Normal life is what Mary and I keep trying to claw our way back into as we plod down the road with ALS. There are so many changes that come along, knocking our life off “normal”, and the boxes of new challenges keep getting delivered. Sometimes we are able to pretend that the delivery man has forgotten our address. More recently, however, a flurry of new challenges shows up on our doorstep. Solutions tend to bend your life in a direction that you don’t like.
The list of life items within reach keeps getting shorter. There is also a shifting, tricky, gray area of life activities where you must judge, ‘is it worth the effort and worries?’ We have been pushing the boundaries of the gray area pretty hard, which has been worth it most of the time. As things progress, we are beginning to be influenced more and more by continuous, inescapable distractions such as mucus in the mouth and airway needing suctioning, or just plain feeling bad.
While there is no conquering story of triumph to be had with this disease, joy and the feeling of normalcy still make up most of our life. I feel like this is made possible by learning to appreciate the simpler aspects of life, and by redefining what is normal.

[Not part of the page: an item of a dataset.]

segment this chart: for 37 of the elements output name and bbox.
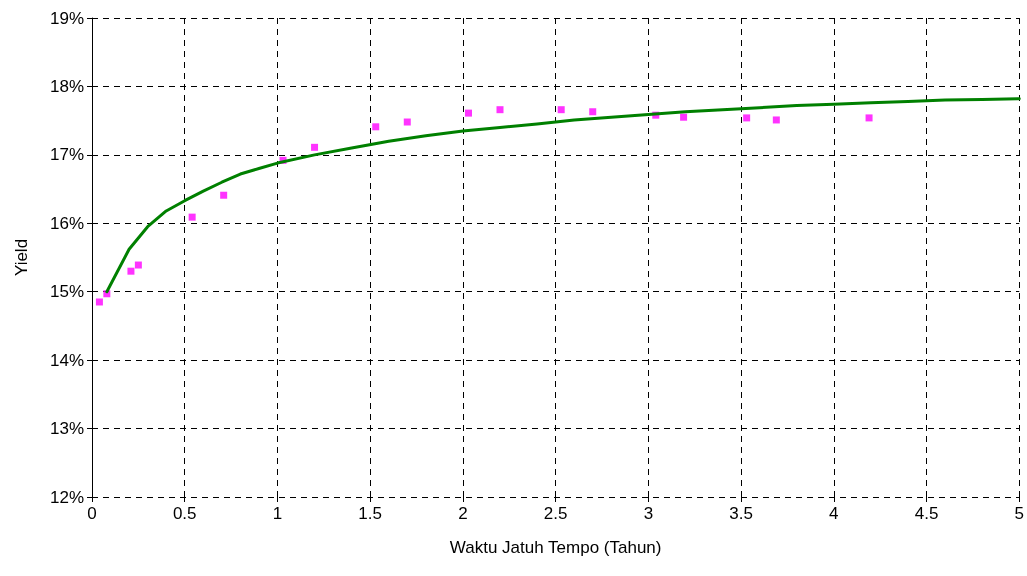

A ‘normal’ activity that Mary and I do is walking around our beautiful neighborhood while she drives my electric wheelchair. You find that you start to notice, and if you are lucky, appreciate smaller and finer details. Occasionally, we will roll down to a bridge and wait for the evening Amtrak train to pass under us. My beautiful wife would wave and do the universal honk-your-horn arm pump. Sometimes the engineer would beep. Then, as a little time went on, the train would always beep. More recently the train is doing a longer series of beeps, a more suggestive series of b… “Hey! Knock it off buddy, she’s mine!”